Figure 5. Influence of Spatial Context on the Encoding of Visual Motion by Cortical Neurons.
Data were obtained by stimulating the rfs of neurons in area mt (see Figure 2) with unambiguously moving patterns of stripes (panel A) and with barber-diamond stimuli (panel B; see text and Figure 4 for stimulus description), for which the perceived direction is dictated by context.
(A) The striped pattern was moved in each of six different directions (indicated by small stimulus icons) within the rf of the recorded mt neuron. The motion percepts elicited by these six stimuli are determined solely by the physical motions of the stimulus. The mean neuronal responses are plotted in polar form, where the radius represents the frequency of action potentials (spikes per second) and the polar axis represents the direction that the stimulus moved. Like many mt neurons, this cell was highly selective, with a preference for motion down and to the right.

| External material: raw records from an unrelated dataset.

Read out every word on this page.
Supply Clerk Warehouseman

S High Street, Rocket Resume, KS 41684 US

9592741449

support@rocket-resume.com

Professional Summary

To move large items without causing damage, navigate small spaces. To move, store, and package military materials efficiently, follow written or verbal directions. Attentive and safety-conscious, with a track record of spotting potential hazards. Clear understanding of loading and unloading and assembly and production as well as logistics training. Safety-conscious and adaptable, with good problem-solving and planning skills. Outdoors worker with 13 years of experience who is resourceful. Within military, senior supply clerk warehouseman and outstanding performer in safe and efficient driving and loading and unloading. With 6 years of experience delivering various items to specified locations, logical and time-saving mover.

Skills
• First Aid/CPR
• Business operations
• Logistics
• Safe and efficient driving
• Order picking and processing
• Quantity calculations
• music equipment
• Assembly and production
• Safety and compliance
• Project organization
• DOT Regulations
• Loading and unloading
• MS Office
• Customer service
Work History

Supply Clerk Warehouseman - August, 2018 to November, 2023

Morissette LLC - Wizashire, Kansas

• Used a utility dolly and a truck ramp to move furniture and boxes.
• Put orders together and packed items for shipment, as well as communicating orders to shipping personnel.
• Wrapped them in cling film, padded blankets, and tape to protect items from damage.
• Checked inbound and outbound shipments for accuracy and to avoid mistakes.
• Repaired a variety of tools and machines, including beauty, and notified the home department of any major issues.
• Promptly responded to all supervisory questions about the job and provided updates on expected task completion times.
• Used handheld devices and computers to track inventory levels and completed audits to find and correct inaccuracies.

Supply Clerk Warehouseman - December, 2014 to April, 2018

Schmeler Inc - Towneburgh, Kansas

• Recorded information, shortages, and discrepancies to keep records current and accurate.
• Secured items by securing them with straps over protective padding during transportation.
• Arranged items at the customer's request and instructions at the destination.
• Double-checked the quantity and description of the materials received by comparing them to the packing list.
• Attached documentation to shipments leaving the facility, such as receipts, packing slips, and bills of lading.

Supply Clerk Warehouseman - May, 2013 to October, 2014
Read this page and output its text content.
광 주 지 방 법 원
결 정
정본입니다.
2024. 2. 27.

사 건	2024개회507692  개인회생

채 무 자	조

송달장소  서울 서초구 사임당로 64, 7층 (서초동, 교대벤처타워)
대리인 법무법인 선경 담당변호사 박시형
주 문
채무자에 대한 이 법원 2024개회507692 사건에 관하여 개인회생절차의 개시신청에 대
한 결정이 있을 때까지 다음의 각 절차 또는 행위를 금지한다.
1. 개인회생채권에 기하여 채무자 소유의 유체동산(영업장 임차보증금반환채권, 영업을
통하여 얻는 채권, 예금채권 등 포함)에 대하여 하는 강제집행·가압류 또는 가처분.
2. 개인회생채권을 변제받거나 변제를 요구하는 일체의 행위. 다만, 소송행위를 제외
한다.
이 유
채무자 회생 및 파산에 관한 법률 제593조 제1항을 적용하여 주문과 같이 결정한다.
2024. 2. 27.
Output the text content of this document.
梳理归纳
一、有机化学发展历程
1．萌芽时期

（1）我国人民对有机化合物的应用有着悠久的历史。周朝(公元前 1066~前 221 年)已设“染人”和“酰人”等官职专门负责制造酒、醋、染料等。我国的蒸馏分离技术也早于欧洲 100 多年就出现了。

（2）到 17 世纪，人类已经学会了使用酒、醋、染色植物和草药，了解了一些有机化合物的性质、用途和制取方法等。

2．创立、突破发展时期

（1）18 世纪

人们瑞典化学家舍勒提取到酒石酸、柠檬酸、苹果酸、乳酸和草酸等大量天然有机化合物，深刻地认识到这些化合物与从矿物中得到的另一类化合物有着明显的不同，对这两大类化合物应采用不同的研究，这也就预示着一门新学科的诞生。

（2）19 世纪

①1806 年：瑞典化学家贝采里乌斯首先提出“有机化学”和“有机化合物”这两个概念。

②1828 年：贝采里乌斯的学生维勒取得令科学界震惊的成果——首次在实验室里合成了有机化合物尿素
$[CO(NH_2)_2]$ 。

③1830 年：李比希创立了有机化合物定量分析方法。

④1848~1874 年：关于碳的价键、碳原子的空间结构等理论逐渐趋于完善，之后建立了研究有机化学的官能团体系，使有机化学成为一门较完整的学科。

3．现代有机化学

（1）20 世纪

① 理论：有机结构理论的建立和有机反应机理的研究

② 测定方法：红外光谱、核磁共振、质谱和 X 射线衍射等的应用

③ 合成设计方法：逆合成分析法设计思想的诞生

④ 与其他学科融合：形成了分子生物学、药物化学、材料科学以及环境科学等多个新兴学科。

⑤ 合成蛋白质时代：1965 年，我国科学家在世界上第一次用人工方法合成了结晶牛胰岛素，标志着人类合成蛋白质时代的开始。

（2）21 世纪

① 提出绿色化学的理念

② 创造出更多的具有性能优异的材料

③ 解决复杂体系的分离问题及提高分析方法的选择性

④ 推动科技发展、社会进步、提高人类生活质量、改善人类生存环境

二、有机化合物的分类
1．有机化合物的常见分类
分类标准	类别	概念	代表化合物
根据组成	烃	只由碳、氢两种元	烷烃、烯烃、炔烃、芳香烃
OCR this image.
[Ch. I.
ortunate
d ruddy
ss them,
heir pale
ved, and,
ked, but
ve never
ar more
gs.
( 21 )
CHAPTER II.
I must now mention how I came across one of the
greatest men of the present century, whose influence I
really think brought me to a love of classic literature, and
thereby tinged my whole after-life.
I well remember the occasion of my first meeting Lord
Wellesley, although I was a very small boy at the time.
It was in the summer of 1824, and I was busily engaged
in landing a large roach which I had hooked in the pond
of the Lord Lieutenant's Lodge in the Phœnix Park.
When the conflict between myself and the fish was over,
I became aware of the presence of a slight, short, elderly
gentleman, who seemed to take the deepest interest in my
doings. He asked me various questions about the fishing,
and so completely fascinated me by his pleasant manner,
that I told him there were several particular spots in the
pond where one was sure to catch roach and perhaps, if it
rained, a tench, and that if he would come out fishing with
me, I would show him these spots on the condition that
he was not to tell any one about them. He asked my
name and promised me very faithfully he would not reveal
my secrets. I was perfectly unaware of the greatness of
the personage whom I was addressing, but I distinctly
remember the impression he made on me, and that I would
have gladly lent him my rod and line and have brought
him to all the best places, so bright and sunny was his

(B) The same mt neuron shown in (A) was in this case stimulated with four barber-diamond conditions. As detailed in text and in Figure 4, there are only two retinal image motion directions (left and right) present in these four stimuli, which are indicated by the black arrows on each stimulus icon. Because of the different depth configurations in the surround (see Figure 4), these two image motions are perceived to move in each of four unique directions (along the four diagonals), indicated by the gray arrows on each stimulus icon. We predicted that the neuronal response would be largest when the perceived motion matched the neuron’s known direction preference (established from the test shown in panel A), such as down and to the right. This is precisely what was observed. Importantly, the retinal image motions for the two conditions on the right side of the panel are physically identical, but the neuronal response reflects the direction perceived, which is the visual scene motion inferred based upon spatial context.
Source: Robert O. Duncan, Thomas D. Albright, and Gene R. Stoner, “Occlusion and the Interpretation of Visual
Motion: Perceptual and Neuronal Effects of Context,” The Journal of Neuroscience 20 (2000): 5885–5897.